Suzan rührte sich nicht. »Da ist noch etwas«, sagte sie. »Ich kann garantiert kein Auge zutun, bevor ich nicht mit euch darüber geredet habe. Es geht um Onkel Dirk. Hat er zu euch etwas über das Haus gesagt?«
Rebecca hob erstaunt den Blick. »Was hätte er über das Haus sagen sollen?«
»Er ist der Meinung, wir müssten es verkaufen.«
»So ein Quatsch«, sagte Rob zum zweiten Mal. »Was mischt der sich denn da ein?«
Rebecca schaute in ihr Glas. »Vielleicht befürchtet er, dass wir die Hypothek nicht bezahlen können«, sagte sie. »Und dass er dann für unsere Schulden geradestehen muss.«
»Hat er das gesagt?«, fragte Rob.
»Nein«, sagte Rebecca. »Aber das ist ja nicht schwer zu erraten.«
»Ich möchte nur von euch wissen, was ihr wirklich wollt«, sagte Suzan. »Seid bitte ehrlich, nehmt keine Rücksicht auf mich.«
»Meinst du, ob wir das Haus verkaufen wollen?«, fragte Rebecca.
»Nein. Oder ja, auch das, aber es geht noch um etwas anderes.« Suzan schaute hinaus in die Nacht. »Els hat mir erklärt, wie eine Erbschaft rechtlich geregelt wird, wer wie viel Prozent bekommt. Es läuft darauf hinaus, dass uns das Haus zu dritt gehört, zum größten Teil aber euch beiden. Solange ich die Vormundschaft für euch habe, ist das kein Problem, solange wir uns einig sind zumindest, aber Dirk wird womöglich versuchen, mir die Vormundschaft entziehen zu lassen. Wenn er euer Vormund wird, kann er veranlassen, dass das Haus verkauft wird.«
Beide schauten sie verblüfft an. »Dirk soll unser Vormund werden?«, fragte Rebecca schließlich. »Und wir sollen dann etwa bei ihm und Lilian wohnen? Ich darf gar nicht daran denken!«
»So ein Unsinn!«, sagte Rob. »Und was ist mit dir?«
»Ich habe dann gar nichts mehr zu sagen.«
»Der ist wohl verrückt geworden«, sagte Rebecca. »Wir behalten das Haus und wir bleiben bei dir, du bist unsere Mutter. Das würde auch unser Vater wollen.«
Suzan hatte einen Kloß im Hals. »Das glaube ich auch«, sagte sie.

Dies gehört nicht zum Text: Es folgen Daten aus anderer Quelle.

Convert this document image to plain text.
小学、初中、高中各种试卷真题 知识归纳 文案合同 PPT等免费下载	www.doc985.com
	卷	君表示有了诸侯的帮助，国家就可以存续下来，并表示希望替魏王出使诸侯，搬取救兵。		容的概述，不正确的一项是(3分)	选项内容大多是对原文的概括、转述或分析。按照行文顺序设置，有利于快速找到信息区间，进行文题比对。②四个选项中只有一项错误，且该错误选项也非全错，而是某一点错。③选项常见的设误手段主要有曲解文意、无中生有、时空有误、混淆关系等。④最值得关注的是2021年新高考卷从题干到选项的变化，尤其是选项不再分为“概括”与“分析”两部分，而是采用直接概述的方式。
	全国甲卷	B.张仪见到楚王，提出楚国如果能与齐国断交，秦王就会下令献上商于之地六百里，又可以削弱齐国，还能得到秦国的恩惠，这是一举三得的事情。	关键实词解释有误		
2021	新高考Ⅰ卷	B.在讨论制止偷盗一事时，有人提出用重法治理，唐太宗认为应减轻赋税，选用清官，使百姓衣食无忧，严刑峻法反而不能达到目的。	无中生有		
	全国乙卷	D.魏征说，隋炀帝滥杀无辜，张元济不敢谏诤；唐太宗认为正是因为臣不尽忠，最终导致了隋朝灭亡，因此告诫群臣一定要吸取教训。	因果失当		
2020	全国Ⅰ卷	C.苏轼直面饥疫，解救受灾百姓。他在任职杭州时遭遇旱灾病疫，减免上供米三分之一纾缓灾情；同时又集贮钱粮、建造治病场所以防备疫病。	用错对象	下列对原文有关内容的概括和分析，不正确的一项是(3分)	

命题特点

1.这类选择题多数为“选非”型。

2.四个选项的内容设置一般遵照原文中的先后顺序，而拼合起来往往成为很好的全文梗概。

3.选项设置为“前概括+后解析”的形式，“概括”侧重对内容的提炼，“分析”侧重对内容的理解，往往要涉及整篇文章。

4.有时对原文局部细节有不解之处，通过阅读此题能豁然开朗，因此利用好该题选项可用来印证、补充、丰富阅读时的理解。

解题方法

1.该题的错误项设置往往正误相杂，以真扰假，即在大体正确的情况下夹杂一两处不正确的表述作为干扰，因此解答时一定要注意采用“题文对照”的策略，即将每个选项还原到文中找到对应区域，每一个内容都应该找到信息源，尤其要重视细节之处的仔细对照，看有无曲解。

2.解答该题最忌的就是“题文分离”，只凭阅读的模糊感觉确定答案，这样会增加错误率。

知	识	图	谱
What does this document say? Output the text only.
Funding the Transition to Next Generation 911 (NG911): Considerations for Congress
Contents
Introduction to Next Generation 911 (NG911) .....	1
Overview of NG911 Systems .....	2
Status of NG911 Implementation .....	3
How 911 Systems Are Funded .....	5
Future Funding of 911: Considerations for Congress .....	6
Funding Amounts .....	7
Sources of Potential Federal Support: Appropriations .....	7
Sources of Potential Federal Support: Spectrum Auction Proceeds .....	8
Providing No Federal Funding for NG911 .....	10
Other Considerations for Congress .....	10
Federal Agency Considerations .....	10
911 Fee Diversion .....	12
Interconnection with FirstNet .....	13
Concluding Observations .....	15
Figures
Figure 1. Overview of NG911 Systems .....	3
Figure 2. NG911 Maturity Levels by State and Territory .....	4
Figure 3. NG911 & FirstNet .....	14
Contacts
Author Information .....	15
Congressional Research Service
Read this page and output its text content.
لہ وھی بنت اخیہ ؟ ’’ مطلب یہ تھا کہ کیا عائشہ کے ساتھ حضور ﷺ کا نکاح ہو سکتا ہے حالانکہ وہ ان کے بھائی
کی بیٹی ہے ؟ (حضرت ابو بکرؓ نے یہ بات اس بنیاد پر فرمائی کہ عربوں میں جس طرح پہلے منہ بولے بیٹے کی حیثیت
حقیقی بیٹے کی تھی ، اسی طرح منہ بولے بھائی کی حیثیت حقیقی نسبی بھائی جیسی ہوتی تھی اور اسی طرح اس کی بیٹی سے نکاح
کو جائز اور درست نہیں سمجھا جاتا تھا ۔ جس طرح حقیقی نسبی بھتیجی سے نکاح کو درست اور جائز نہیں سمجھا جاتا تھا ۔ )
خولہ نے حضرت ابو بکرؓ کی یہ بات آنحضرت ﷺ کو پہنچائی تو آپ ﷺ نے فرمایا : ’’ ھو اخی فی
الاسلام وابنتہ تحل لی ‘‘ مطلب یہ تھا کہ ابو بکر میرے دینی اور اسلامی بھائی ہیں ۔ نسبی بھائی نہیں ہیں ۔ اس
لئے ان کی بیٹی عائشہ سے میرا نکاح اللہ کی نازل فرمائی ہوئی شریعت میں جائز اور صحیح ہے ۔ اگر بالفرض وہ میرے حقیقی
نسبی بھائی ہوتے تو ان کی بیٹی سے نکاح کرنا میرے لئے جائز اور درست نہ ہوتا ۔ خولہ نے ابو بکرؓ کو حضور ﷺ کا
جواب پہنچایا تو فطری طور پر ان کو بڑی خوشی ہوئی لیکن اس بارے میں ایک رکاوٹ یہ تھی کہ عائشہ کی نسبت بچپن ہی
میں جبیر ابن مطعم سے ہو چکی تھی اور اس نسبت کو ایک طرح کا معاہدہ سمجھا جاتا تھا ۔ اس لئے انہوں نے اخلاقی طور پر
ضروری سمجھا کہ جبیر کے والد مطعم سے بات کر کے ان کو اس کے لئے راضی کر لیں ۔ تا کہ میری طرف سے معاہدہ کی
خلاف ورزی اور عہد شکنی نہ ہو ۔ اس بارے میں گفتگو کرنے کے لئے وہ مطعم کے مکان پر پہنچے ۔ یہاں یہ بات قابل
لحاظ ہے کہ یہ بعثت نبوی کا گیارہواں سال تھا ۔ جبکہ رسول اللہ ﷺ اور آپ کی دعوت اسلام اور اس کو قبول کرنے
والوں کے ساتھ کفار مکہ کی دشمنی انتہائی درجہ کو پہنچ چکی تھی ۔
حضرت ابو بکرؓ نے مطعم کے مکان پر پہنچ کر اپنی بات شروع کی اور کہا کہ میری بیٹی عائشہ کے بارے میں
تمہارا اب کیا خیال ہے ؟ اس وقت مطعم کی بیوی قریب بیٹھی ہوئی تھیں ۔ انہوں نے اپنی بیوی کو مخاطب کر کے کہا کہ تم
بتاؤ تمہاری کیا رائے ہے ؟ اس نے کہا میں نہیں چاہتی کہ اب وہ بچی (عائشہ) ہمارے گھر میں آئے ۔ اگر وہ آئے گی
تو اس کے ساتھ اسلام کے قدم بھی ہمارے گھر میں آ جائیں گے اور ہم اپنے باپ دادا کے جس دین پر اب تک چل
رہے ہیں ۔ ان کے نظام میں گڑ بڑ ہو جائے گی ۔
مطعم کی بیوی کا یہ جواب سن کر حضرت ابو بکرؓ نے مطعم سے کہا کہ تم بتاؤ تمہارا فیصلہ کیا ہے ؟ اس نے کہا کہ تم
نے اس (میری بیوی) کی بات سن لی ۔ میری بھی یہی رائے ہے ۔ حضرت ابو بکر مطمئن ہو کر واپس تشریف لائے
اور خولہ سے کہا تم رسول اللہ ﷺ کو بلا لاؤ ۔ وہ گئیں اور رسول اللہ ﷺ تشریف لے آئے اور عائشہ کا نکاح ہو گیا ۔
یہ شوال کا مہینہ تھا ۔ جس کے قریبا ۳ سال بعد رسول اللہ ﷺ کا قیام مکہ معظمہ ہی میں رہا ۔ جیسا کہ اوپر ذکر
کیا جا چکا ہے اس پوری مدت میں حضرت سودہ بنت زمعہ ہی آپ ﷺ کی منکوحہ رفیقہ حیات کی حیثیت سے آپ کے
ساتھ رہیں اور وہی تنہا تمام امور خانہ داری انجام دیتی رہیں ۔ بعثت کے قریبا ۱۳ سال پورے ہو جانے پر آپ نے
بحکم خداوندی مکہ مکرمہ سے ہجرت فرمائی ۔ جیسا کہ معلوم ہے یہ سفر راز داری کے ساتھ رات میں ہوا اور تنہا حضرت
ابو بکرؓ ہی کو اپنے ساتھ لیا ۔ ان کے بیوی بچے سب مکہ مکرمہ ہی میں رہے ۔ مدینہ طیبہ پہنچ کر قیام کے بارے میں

»Ich verstehe das nicht«, hakte Rob nach. »Warum sollte man dir die Vormundschaft entziehen?«
Suzan kämpfte mit den Tränen. »Er will vielleicht versuchen, mich für ungeeignet erklären zu lassen.«
Rob stieß einen empörten Laut aus. »Da müssten sie aber doch zuerst mal uns fragen«, sagte er und schaute seine Schwester an. »Stimmt doch, oder? Im Übrigen bin ich schon fast achtzehn.«
»Deswegen wird er es so schnell wie möglich tun wollen«, sagte Suzan.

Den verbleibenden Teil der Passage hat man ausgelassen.